In 3 Sent., d. 17, q.1, a. 3, sol. 2

Pare che Cristo non abbia potuto pregare per se stesso.

Infatti:

1. Scrive S. Ilario [ De Trin. 10,71 ]: « Le sue parole nella preghiera non giovavano a lui, ma egli le pronunciava per l'accrescimento della nostra fede ».

Quindi Cristo non pregava per sé, ma per noi.

2. Si prega solo per ciò che si vuole poiché, come si è detto [ a. 1 ], la preghiera è la presentazione del proprio volere a Dio perché lo adempia.

Ma ciò che Cristo soffriva era da lui voluto; dice infatti S. Agostino [ Contra Faustum 26,8 ]: « L'uomo spesso, anche se non vuole, è triste; anche se non vuole, dorme; anche se non vuole, ha fame e sete.

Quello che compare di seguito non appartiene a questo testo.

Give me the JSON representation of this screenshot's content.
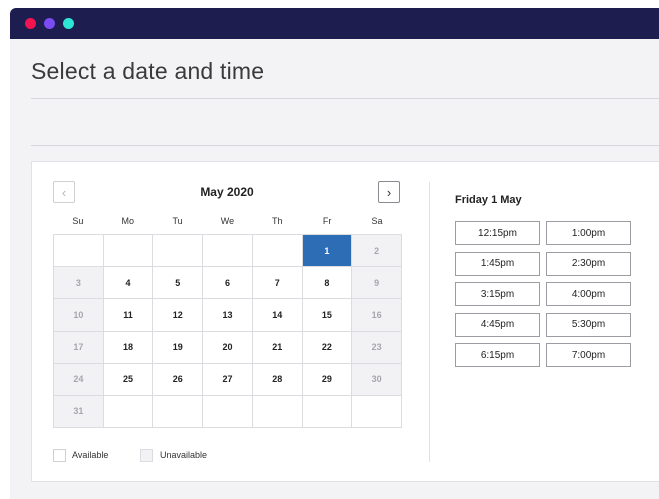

Egli invece », cioè Cristo, « ebbe tutto questo perché lo volle ».

Quindi non poteva pregare per se stesso.

3. S. Cipriano [ De orat. domin. 8 ] scrive: « Maestro di pace e di unità, Cristo non volle che si pregasse individualmente e privatamente, o che l'orante pensasse a sé soltanto ».

Ora, Cristo metteva in pratica ciò che insegnava, come afferma la Scrittura [ At 1,1 ]: « Gesù cominciò a fare e a insegnare ».

Quindi Cristo non pregò mai solo per sé.

In contrario:

Il Signore stesso [ Gv 17,1 ] dice pregando: « Glorifica il Figlio tuo ».

Dimostrazione:

Cristo ha pregato per sé in due modi.

Primo, esprimendo i sentimenti della propria sensualità, come si è detto sopra [ a. prec. ], o anche i desideri della sua volontà considerata come natura: come quando domandò che fosse allontanato da lui il calice della passione [ Mt 26,39 ].

Secondo, esprimendo gli affetti della sua volontà deliberata, che viene considerata come ragione: come quando chiese la gloria della risurrezione [ Gv 17,1ss ].

E ciò era giusto.

Infatti, come si è detto [ a. 1, ad 1 ], Cristo volle ricorrere alla preghiera nelle sue relazioni con il Padre per dare a noi l'esempio, e per professare che il Padre suo è il principio da cui egli procede dall'eternità secondo la natura divina, e da cui riceve ogni bene secondo la natura umana.

Ma nella natura umana, se alcuni beni li aveva già ricevuti dal Padre, altri li doveva attendere.

Come quindi per i beni già ricevuti nella natura umana rendeva grazie al Padre, secondo la testimonianza del Vangelo [ Mt 26,27; Gv 11,41 ], riconoscendolo autore di essi, così pure, sempre per riconoscerlo autore, domandava a lui con la preghiera i beni che gli mancavano secondo la sua natura umana: p. es. la gloria del corpo e altri beni consimili.

E anche in questo ci lasciò un esempio, affinché siamo riconoscenti per i doni già ricevuti, e chiediamo con la preghiera quelli che ancora non abbiamo.

Analisi delle obiezioni:

1. S. Ilario parla della preghiera vocale, di cui Cristo non aveva bisogno per se stesso, ma solo per noi.

Per questo dice di proposito che « nella preghiera le parole non gli giovavano ».

Se infatti « il Signore accoglie il desiderio degli umili », come dice il Salmista [ Sal 10,17 ], tanto più ha forza di preghiera presso il Padre la sola volontà di Cristo.

Per cui egli stesso diceva [ Gv 11,42 ]: « Sapevo che sempre tu mi dai ascolto, ma l'ho detto per la gente che mi sta attorno, perché credano che tu mi hai mandato ».

2. Cristo certamente voleva tutto ciò che soffriva in quel dato momento, ma voleva anche che il suo corpo dopo la passione ricevesse quella gloria che ancora non aveva.

E tale gloria l'attendeva dal Padre.

Perciò era conveniente che gliela chiedesse.

3. Anche la gloria che Cristo chiedeva per sé nella preghiera riguardava la salvezza degli altri, in conformità a quanto asserisce l'Apostolo [ Rm 4,25 ]: « Fu risuscitato per la nostra giustificazione ».

Perciò anche l'orazione che faceva per sé era in qualche modo per gli altri.

Come pure chiunque domanda a Dio una grazia per usarla a beneficio degli altri prega non solo per sé, ma anche per gli altri.